The award honors Mang’s efforts to, among many other things, prepare students for careers after UCI.
Monday, August 16, 2021
Lucas Joel
UCI Physical Sciences Communications

Can a chose-your-own-adventure computer program recreate a chemistry lab for remote students? Steve Mang thinks so. 

Picture Credit:
Clare Mang

Steve Mang, who’s an Assistant Professor of Teaching in the UCI Department of Chemistry,  just won the Distinguished Early-Career Faculty Award for Teaching from the Irvine Division of the UC Academic Senate. Mang, who came to UCI in 2016 from the University of Maryland, Baltimore County, teaches five courses per year, and for one of his upper-division offerings, Chemistry 152 — Advanced Analytical Chemistry — he designed the curriculum from the ground up with a special aim of making sure his students learn skills they can take with them down whatever career paths they decide to take, be it in academia or industry. “To do that, I’ve developed several inquiry-based lab procedures where students have to really understand how each instrument works and what is the best way to use the instrument to solve a given problem,” Mang said. “They also learn to do some computer programming, writing, data analysis, and other skills that will be important for them in their careers as chemists.” The award also honors Mang’s pivot in his teaching to the remote realm once the pandemic struck. All teachers at UCI had to imagine new ways of doing their jobs in the light of the pandemic — but for chemistry teachers like Mang, whose classes often happen in the lab, they had to imagine how to send the lab to their students. To make this a reality, Mang created virtual “choose-your-own-adventure” labs for each of the experiments that students would normally do.
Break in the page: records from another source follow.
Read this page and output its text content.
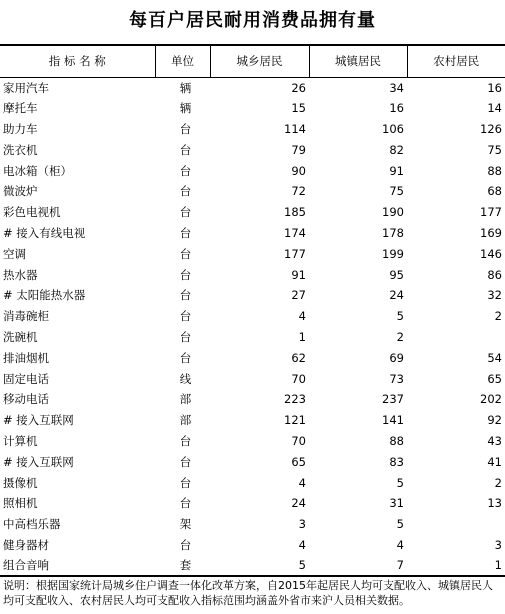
每百户居民耐用消费品拥有量
指 标 名 称	单位	城乡居民	城镇居民	农村居民
家用汽车	辆	26	34	16
摩托车	辆	15	16	14
助力车	台	114	106	126
洗衣机	台	79	82	75
电冰箱（柜）	台	90	91	88
微波炉	台	72	75	68
彩色电视机	台	185	190	177
# 接入有线电视	台	174	178	169
空调	台	177	199	146
热水器	台	91	95	86
# 太阳能热水器	台	27	24	32
消毒碗柜	台	4	5	2
洗碗机	台	1	2	
排油烟机	台	62	69	54
固定电话	线	70	73	65
移动电话	部	223	237	202
# 接入互联网	部	121	141	92
计算机	台	70	88	43
# 接入互联网	台	65	83	41
摄像机	台	4	5	2
照相机	台	24	31	13
中高档乐器	架	3	5	
健身器材	台	4	4	3
组合音响	套	5	7	1
说明：根据国家统计局城乡住户调查一体化改革方案，自2015年起居民人均可支配收入、城镇居民人均可支配收入、农村居民人均可支配收入指标范围均涵盖外省市来沪人员相关数据。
The adventures happened over Zoom, and they featured experiments where students worked in groups to make lots of decisions; the seniors in Mang’s class figured out how to design electronic sensors, developed a method to analyze the capsaicin content of hot sauces, and even used “big data” analytical techniques to extract meaning from large chemical data sets. “I’m proud that I could come up with a way to keep them at least somewhat engaged even though we weren’t able to be in the lab,” Mang said.